There’s an aspect for which I’m entirely unsure of the science behind, however. When I originally read this Kickstarter, Debbie Sterling, the Stanford engineer behind this Kickstarter, claimed that one of the reasons girls are less likely to be interested in the engineering toys is that they don’t include an aspect of narrative to hook the young girls. That without some emotional connection to the toy, they’d have no motivation to carry out the task of building the required solution. Now, this claim has since been eliminated entirely from the Kickstarter, so it’s well possible that she’s come to realize that this was entirely speculative and not scientifically-founded, that girls do equally well without narrative, but it’s also possible that the concept of engaging the kids on an emotional level works equally well for any gender.
Nostalgic anecdata alert: I know that, as a child, I would have cared far less about my Voltron toys if I didn’t know the lion robots joined together to form one massive war mech specifically to oppose evil warlords in the Drule Empire who were vying for galactic domination. If they were just weird lion robots that fit together, big deal. But no, I was invested in the story. Meaning, the whole purpose for the cartoon series — to sell me toys — worked perfectly. So this argument that stories help encourage emotional investment certainly rings true to me, just not the bit about gender.

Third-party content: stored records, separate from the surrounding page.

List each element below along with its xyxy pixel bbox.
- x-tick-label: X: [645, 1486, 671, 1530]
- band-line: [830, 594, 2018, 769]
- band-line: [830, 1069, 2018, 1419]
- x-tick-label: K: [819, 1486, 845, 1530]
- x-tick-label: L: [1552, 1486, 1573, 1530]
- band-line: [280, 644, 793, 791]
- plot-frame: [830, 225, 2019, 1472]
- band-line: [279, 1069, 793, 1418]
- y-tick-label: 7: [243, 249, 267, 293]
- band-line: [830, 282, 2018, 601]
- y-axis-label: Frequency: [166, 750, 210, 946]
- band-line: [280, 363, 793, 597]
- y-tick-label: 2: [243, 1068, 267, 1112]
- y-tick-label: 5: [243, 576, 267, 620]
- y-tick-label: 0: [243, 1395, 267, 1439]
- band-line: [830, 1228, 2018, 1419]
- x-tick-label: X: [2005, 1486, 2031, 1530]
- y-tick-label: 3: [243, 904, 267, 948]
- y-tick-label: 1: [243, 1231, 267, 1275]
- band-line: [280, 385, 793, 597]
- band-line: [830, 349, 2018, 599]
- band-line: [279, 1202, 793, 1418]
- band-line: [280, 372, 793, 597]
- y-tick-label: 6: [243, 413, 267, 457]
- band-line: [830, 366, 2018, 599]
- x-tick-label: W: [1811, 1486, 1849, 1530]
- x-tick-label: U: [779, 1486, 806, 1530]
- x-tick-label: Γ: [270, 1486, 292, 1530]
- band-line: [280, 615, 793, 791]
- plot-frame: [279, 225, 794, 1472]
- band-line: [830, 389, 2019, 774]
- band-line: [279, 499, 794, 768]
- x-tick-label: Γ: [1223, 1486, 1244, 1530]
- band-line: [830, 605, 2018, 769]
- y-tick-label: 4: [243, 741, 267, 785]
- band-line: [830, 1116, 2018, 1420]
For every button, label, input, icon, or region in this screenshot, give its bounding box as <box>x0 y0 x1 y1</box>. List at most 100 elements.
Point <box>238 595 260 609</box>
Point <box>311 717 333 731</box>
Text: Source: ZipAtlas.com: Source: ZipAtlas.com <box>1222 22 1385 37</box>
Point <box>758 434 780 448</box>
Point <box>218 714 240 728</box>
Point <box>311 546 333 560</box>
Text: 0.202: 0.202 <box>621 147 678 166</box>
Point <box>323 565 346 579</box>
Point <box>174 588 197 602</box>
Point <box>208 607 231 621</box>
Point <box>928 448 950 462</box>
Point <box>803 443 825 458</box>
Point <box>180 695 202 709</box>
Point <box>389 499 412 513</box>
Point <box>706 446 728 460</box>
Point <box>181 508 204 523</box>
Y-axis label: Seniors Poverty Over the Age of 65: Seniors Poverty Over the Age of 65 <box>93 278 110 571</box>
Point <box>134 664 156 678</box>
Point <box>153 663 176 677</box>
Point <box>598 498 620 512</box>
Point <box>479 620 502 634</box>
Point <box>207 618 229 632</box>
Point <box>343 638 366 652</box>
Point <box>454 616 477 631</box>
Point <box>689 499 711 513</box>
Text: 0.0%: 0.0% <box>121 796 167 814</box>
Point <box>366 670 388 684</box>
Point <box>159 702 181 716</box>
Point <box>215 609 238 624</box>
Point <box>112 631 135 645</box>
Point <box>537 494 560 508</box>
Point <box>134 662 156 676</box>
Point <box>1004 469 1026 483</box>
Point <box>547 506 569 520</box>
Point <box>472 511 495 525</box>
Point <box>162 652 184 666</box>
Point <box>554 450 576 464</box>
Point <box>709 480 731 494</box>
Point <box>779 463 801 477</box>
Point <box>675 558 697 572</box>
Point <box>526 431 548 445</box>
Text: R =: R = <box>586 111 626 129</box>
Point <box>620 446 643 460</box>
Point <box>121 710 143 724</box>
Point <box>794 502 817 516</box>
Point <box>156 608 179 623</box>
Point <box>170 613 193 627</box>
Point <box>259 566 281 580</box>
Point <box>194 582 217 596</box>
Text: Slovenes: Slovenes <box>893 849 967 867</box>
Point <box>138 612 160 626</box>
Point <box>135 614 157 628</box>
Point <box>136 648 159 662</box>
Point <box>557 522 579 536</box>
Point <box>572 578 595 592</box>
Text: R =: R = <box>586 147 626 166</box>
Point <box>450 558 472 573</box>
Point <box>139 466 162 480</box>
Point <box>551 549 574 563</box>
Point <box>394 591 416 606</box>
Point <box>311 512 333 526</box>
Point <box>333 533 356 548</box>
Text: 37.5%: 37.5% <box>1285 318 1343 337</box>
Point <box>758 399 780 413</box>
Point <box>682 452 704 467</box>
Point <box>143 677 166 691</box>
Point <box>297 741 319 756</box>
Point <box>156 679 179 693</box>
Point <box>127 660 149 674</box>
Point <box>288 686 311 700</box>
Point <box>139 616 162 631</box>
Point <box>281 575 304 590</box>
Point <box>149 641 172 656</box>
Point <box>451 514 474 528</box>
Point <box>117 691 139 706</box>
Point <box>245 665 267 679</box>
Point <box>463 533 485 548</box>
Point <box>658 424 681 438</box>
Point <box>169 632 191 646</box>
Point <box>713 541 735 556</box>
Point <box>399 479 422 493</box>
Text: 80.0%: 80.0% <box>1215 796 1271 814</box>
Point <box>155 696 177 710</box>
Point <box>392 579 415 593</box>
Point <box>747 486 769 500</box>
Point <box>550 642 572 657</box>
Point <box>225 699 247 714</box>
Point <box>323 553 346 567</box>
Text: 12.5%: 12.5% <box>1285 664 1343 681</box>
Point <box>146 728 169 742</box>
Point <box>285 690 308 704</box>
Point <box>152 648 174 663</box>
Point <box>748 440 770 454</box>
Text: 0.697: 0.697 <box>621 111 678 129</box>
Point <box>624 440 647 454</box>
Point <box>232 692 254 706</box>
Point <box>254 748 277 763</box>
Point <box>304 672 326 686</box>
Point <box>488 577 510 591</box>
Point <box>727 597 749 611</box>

So making a “Bob The Builder” style heroine who coaches girls in how to build a ribbon conveyor belt entirely out of pastel-and-pink-colored blocks, encouraging these girls to experiment with the pieces afterward to see how else one could orient the pieces and still have a functioning design — it’s an excellent idea. It’s an idea that takes all the best parts of other engineering toys and adds a story to engage the girl in the task at hand (if that indeed helps).
But most importantly, it’s pinkified to get a foot in the door. Since parents are ultimately the gatekeepers of what activities / toys a kid participates in / plays with, and since parents are the most likely culprit for the next generation’s entrenched gender roles (save, maybe, television, which some kids endure as a surrogate parent), I consider this a sort of rogue marketing move. It is a way to get a parent who is invested in those rigid roles to expose their little girl to something that might lead to her future in science, technology, engineering or math — and whether that exposure happens because the parent feels less guilty about it since it’s “for girls”, or completely by accident because they were fooled, I am pleased with the result either way.
As a kid who grew up with both an electronics project set from Radio Shack, and a Tandy 1000 EX which led to my eventual computer career, I know damn well how important it is to expose kids to the sorts of toys that lead to their future careers. Toys that let them explore their imagination and their engineering capabilities are a great idea, regardless of what color they are. And if they graduate from GoldieBlox to something like K’nex, or LEGO Mindstorms, or hacking your Roomba, or tinkering with your car, or building the next space shuttle, so much the better.
One day, I will be more than happy to know that toys are no longer pinkified to sell to a parent who’s bought into the “pink things are for girls” meme, because that meme has evaporated with all the rest of the horridly rigid gender roles that keep us oppressing one another along various axes of self-expression. And I will be ecstatic to see GoldieBlox filling the storification-of-engineering-toys niche, instead of the pinkification-of-engineering-toys-for-girls niche.
Until that day, though, I’ll accept this for the foot in the door that it is.